Yalnızlık mutsuzluğu getiriyor
2019 yılında yapılan araştırmada yalnız hissedenlerin hissetmeyenlere göre 2,5 kat daha fazla mutsuz hissettiği görülürken; 2022 yılında bu oran 3,5 kat farka kadar çıktı. Yalnız hissetmeyenlerin yüzde 70’i ömründen keyifli olduğunu belirtirken, sık sık yalnız hissedenlerin yalnızca yüzde 19’u memnun olduğunu belirtti. halbuki ki yalnız kalınca mutsuz hissedenlerin yüzde 43’ü hayatından memnun olduğunu belirtirken, yalnız kalınca keyifli hissedenlerin ise yüzde 57’si ömründen keyifli olduğunu lisana getirdi.

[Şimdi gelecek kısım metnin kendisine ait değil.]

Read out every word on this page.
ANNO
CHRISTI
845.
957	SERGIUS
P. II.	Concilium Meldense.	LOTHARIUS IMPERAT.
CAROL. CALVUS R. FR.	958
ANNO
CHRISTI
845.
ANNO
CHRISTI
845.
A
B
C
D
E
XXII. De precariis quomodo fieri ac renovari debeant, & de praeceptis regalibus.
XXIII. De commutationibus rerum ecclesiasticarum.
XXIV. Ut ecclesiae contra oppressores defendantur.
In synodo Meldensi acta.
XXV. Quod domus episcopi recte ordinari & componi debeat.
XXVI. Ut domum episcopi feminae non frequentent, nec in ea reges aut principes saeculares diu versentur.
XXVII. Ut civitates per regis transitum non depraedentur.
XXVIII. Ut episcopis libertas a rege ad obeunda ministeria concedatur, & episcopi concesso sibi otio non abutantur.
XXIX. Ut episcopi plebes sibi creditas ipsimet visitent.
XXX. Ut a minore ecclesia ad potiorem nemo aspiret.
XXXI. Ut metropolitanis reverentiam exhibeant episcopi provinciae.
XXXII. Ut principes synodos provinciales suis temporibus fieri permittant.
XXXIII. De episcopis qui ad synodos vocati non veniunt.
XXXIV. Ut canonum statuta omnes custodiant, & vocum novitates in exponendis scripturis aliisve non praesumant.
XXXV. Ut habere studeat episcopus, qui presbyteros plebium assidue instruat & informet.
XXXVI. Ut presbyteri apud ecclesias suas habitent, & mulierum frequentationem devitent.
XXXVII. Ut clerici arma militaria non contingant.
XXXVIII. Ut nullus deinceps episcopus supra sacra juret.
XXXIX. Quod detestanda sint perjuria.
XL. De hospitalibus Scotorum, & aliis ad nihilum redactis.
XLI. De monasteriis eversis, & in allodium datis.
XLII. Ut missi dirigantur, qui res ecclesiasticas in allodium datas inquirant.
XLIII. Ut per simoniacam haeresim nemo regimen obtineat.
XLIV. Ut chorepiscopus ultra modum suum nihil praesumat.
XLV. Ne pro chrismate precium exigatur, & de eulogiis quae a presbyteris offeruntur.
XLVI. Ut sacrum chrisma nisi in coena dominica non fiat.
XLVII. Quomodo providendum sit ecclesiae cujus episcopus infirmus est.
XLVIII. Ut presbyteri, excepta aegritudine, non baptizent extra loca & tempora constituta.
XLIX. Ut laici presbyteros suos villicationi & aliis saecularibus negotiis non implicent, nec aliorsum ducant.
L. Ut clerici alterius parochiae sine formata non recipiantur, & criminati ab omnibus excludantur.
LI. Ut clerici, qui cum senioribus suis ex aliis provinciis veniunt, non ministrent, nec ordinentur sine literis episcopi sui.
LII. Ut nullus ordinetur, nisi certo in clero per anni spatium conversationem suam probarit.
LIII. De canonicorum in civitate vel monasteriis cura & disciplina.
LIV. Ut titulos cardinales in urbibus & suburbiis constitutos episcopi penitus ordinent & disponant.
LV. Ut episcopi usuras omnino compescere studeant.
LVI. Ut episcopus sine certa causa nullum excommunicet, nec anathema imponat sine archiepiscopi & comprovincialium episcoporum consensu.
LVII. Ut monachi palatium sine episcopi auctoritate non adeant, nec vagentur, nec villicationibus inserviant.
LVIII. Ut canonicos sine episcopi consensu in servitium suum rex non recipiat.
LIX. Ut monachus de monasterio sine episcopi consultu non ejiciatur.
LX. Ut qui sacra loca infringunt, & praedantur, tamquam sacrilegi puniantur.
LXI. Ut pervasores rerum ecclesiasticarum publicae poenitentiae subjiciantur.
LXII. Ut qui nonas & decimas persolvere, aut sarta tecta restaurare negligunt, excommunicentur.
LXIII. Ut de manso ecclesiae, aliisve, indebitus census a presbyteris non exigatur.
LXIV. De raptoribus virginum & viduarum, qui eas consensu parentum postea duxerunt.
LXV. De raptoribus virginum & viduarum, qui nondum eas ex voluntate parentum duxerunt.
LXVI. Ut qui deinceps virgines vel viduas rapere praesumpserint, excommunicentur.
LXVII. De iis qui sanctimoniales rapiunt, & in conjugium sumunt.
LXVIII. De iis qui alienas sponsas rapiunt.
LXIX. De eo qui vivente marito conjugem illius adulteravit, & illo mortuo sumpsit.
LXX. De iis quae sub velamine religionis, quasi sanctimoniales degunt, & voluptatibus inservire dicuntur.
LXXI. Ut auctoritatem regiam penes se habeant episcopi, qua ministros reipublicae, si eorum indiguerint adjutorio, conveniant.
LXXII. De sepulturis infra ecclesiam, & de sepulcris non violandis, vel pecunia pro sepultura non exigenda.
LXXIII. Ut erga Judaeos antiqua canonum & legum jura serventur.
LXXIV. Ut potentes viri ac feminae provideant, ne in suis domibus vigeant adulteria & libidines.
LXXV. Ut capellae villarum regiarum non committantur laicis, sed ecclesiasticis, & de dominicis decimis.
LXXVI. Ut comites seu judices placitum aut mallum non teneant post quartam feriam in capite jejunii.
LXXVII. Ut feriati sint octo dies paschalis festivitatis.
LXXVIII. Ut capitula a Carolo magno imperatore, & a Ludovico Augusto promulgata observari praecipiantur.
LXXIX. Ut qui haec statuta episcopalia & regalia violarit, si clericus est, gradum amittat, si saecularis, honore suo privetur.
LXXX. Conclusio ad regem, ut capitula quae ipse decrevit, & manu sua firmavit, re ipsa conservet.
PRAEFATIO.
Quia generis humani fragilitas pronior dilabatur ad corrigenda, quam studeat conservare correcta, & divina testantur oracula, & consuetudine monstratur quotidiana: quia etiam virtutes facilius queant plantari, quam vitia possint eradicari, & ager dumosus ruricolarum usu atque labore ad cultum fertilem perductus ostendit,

Sanal ortamda toplumsallaşma isteği daha epeyce yalnızlaştırıyor
Üsküdar Üniversitesi Sosyoloji Kısmı Öğretim Üyesi Prof. Dr. Ebulfez Süleymanlı ve Method Research Company Pazarlama Yöneticisi Hale Aslı Kılıç, araştırma sonuçları genel olarak değerlendirildiğinde aile hayatında yalnızlık teriminin günümüzde kıymetli bir durum olarak karşımıza çıktığını belirterek şunları söylemiş oldu:
“Kentleşmenin getirdiği ömür biçimi, çağdaş hayatın insanı ferdi hudutlara hapsetmesi, dijitalleşme, paylaşma ve dayanışmanın azalması aile içi inançlı toplumsal bağların zayıflamasına ve vakit içinde yalnızlık yaşantılarının oluşmasına niye olmaktadır. Ailede bireylerin birbirinden aralı olması, pandemi ile birlikte arkadaş ve akraba alakalarının azalması da yalnızlık hissiyatını güçlendirmiştir. Aile haricindeki toplumsallaşma araçları bireyin sevgi, itimat, bağlılık ve ilişkin olma üzere duygusal muhtaçlıkları karşılamada yetersiz kalmakta, bireyin yalnızlık hissi artmaktadır. Hatta bir aileyle birlikte birebir çatı altında bulunan bireyler bile öteki aile üyeleriyle kuvvetli ve inançlı toplumsal bağlar kuramadıkları vakit kendilerini daha yalnız hissetmektedirler. Ayrıyeten bu duruma deva aramak hedefiyle akıllı telefonlara kilitlenerek toplumsal ağların yarattığı yeni toplumsallıklar ortasında yalnızlığı gidermeye çalışan birey daha da yalnızlaşabilmektedir. Ailenin birey üstündeki tesiri üye sayısının fazlalığı açısından değil, üyeler ortası münasebetlerin yoğunluğu açısından kıymet taşımakta ve aile kümesindeki zayıflayan alakalar bireyi etkilemektedir. Aile içi irtibatın sağlıklı olma oranı aile ortamındaki itimat hissinin yoğunluğu, kişinin hayata tutunabilmesini ve yalnızlık hissinin üstesinden gelmesini sağlamaktadır. Bu bağlamda aile içi itimat hissinin ve bağların kuvvetlenmesi ehemmiyet arz eden bir gereklilik olarak ortaya çıkmaktadır.”